Yes, things like: Will a king invite the player to join the kingdom without the player asking?  Will a king offer the player a fief?  Will lords make comments about how women shouldn't be leading soldiers? etc.

Also, in Native, Martial and Upstanding lords will always reject a female player character's courtship, because a warlord doesn't match their ideal of femininity.  Altering the prejudice setting removes that.

(As a side note, I altered the game to allow factions to be patriarchal/matriarchal/gender-equal on a kingdom-by-kingdom basis.  Since Diplomacy doesn't alter the setting there isn't any difference here for the standard NPC kingdoms, but if the player forms a new kingdom it is considered egalitarian.  Based on some of Matheld's dialogue I had initially considered marking Nordic culture as gender-equal culture, but decided to leave that to individual players to keep or change.)

Ringwraith #5 said:
And what exactly is the difference between the "default" and "high" settings of sexism?

Even on Default, I toned down the "Martial/Upstanding lords refuse the player's advances" thing so the absolute prohibition doesn't apply to all of them.  On High, the behavior is the same as Native.
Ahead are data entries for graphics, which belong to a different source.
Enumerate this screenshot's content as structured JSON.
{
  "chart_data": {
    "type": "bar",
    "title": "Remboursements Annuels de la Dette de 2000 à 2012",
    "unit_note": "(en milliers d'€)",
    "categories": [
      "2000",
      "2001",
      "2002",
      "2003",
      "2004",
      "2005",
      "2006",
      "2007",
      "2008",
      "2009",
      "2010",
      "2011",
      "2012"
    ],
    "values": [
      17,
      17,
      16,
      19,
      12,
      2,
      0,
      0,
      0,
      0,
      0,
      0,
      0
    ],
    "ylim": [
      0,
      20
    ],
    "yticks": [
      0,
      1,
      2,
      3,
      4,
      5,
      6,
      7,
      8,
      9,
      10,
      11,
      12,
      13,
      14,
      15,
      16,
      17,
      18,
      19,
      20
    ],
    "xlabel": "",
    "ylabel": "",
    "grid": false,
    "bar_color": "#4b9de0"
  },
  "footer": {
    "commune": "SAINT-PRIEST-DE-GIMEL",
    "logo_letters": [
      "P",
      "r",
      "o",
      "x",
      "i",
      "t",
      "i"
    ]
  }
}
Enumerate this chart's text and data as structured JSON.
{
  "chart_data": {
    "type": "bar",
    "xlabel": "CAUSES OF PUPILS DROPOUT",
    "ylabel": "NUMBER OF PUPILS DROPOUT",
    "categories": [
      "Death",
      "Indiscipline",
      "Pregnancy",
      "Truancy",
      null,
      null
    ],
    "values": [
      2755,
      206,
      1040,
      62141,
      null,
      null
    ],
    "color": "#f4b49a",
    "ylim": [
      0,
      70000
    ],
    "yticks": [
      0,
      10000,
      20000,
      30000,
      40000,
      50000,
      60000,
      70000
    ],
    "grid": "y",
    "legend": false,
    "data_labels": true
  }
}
Aside from that, setting the prejudice level to "high" means that subaltern-gender lords (both the player character and NPCs) will be treated by some characters as if their renown were less than it actually is.  It also might influence some dialogue options.
 
Ah, I see. Thanks for the explanation. So it's mostly just flavor text, then? That's cool, I can live with that.
Also, you may want to change the names of the options, I sort of automatically assumed "default" meant the same as Native and "high" even higher. According to what you said, the "high" level is actually the default one and the "default" one is toned down.
 
Double-checking, it turns out that the courtship change applies across the board.  Trying to court Martial/Upstanding lords has increased requirements for success rather than failing automatically.

I strongly feel this is better design.  If a player didn't want it to be theoretically possible to marry one of those lords, they wouldn't be trying in the first place.  It is not an unreasonable thing to attempt (especially considering that it applies to both Alayen and Firentis), and the availability of the option does not affect the game of someone who decides not to use it.

Ringwraith #5 said:
Also, you may want to change the names of the options, I sort of automatically assumed "default" meant the same as Native and "high" even higher. According to what you said, the "high" level is actually the default one and the "default" one is toned down.

Default is the same as Native.  High is mostly the same as Native, plus a Renown penalty.  (Leaving aside changes that apply regardless of what the option is set to.)